Fast Exponentiation Algorithm

The fast exponentiation algorithm is an efficient method for computing large integer powers, particularly suitable for modular exponentiation (e.g., calculating \(a^b \mod m\)). Its core idea is to reduce the exponent by binary splitting, optimizing the time complexity from the naive \(O(b)\) to \(O(\log b)\).

Problem Description

Calculate \(a^b\), where \(a\) and \(b\) are both non-negative integers (typically \(b\) is very large, e.g., \(b \geq 10^9\)). Directly performing \(b\) multiplications is too time-consuming. Fast exponentiation utilizes the binary decomposition of the exponent to reduce the number of calculations to a logarithmic level.

Solution Process

Step 1: Understanding Binary Decomposition of the Exponent

Any positive integer \(b\) can be represented in binary form. For example, the binary of \(b = 13\) is \(1101_2\), i.e.:

\[13 = 1 \cdot 2^3 + 1 \cdot 2^2 + 0 \cdot 2^1 + 1 \cdot 2^0 \]

Thus:

\[a^{13} = a^{8} \cdot a^{4} \cdot a^{1} \]

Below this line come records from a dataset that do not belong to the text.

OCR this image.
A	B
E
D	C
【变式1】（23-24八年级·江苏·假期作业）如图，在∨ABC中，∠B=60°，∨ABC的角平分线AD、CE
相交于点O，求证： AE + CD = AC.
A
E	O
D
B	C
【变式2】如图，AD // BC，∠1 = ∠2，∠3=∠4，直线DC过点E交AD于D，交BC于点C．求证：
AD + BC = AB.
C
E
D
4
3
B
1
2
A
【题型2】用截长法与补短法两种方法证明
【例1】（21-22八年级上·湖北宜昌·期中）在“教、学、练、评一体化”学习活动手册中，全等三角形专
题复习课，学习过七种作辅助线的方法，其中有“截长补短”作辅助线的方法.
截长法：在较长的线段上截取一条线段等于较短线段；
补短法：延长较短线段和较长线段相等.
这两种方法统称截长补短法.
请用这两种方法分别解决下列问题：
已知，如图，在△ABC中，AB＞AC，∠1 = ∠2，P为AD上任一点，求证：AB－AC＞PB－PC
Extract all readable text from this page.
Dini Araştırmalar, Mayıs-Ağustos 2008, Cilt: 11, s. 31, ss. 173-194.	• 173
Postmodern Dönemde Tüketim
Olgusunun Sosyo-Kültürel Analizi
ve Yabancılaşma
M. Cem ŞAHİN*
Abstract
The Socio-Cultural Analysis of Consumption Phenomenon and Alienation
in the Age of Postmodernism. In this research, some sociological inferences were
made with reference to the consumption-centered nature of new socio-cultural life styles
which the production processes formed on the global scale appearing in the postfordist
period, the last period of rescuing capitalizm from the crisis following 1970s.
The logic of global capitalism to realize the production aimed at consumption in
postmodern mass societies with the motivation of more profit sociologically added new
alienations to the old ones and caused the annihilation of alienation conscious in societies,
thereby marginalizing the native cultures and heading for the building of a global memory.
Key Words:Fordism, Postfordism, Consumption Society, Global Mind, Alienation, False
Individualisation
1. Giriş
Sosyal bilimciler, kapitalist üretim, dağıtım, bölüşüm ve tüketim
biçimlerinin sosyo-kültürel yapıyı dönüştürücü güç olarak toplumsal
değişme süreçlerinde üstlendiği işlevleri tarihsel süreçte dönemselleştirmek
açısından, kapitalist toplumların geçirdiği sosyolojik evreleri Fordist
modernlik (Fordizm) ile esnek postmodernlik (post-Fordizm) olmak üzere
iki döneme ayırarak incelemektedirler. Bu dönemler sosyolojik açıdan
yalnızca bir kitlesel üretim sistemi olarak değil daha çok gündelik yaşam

Note: Terms corresponding to binary digits of 0 (e.g., \(a^{2}\)) are skipped.

Step 2: Iterative Calculation Idea

1. Initialization: Let result \(res = 1\), base \(base = a\), exponent \(n = b\).
2. Loop (while \(n > 0\)):
   • If the current least significant bit of \(n\) is 1 (i.e., \(n \mod 2 = 1\)), multiply \(res\) by the current \(base\).
   • Update \(base = base \times base\) (equivalent to calculating \(a^{2^k}\)).
   • Right-shift \(n\) by one bit (i.e., \(n = n // 2\)), equivalent to processing the next binary digit.
3. Termination: When \(n = 0\), \(res\) is \(a^b\).

Step 3: Example Demonstration (Calculating \(3^{13}\))

• Initial: \(res = 1, base = 3, n = 13\) (binary 1101)
• Round 1 (\(n = 13\)):
  • LSB of \(n\) is 1: \(res = 1 \times 3 = 3\)
  • Update \(base = 3 \times 3 = 9\)
  • Right shift \(n = 13 // 2 = 6\) (binary 110)
• Round 2 (\(n = 6\)):
  • LSB is 0: \(res\) unchanged (still 3)
  • Update \(base = 9 \times 9 = 81\)
  • Right shift \(n = 6 // 2 = 3\) (binary 11)
• Round 3 (\(n = 3\)):
  • LSB is 1: \(res = 3 \times 81 = 243\)
  • Update \(base = 81 \times 81 = 6561\)
  • Right shift \(n = 3 // 2 = 1\) (binary 1)
• Round 4 (\(n = 1\)):
  • LSB is 1: \(res = 243 \times 6561 = 1594323\)
  • Update \(base = 6561^2\)
  • Right shift \(n = 0\), end.
• Result: \(3^{13} = 1594323\).

Step 4: Incorporating Modulo Operation (Calculating \(a^b \mod m\))

Modular exponentiation is often required in cryptographic algorithms (e.g., RSA). Simply take the modulo after each multiplication step:

• Modify update rules:
  • \(res = (res \times base) \mod m\)
  • \(base = (base \times base) \mod m\)

Example: Calculate \(3^{13} \mod 1000\)

• Round 1: \(res = 3, base = 9\)
• Round 2: \(res = 3, base = 81\)
• Round 3: \(res = (3 \times 81) \mod 1000 = 243, base = 6561 \mod 1000 = 561\)
• Round 4: \(res = (243 \times 561) \mod 1000 = 136323 \mod 1000 = 323\)
  Result: \(3^{13} \mod 1000 = 323\).

Key Points Summary

• Time Complexity: \(O(\log b)\), because the exponent \(n\) is halved each loop.
• Applicable Scenarios: Large number exponentiation, modular exponentiation (number theory, cryptography).
• Extension: Can be implemented recursively (divide-and-conquer idea: \(a^b = a^{b/2} \times a^{b/2}\)), but the iterative version saves stack space.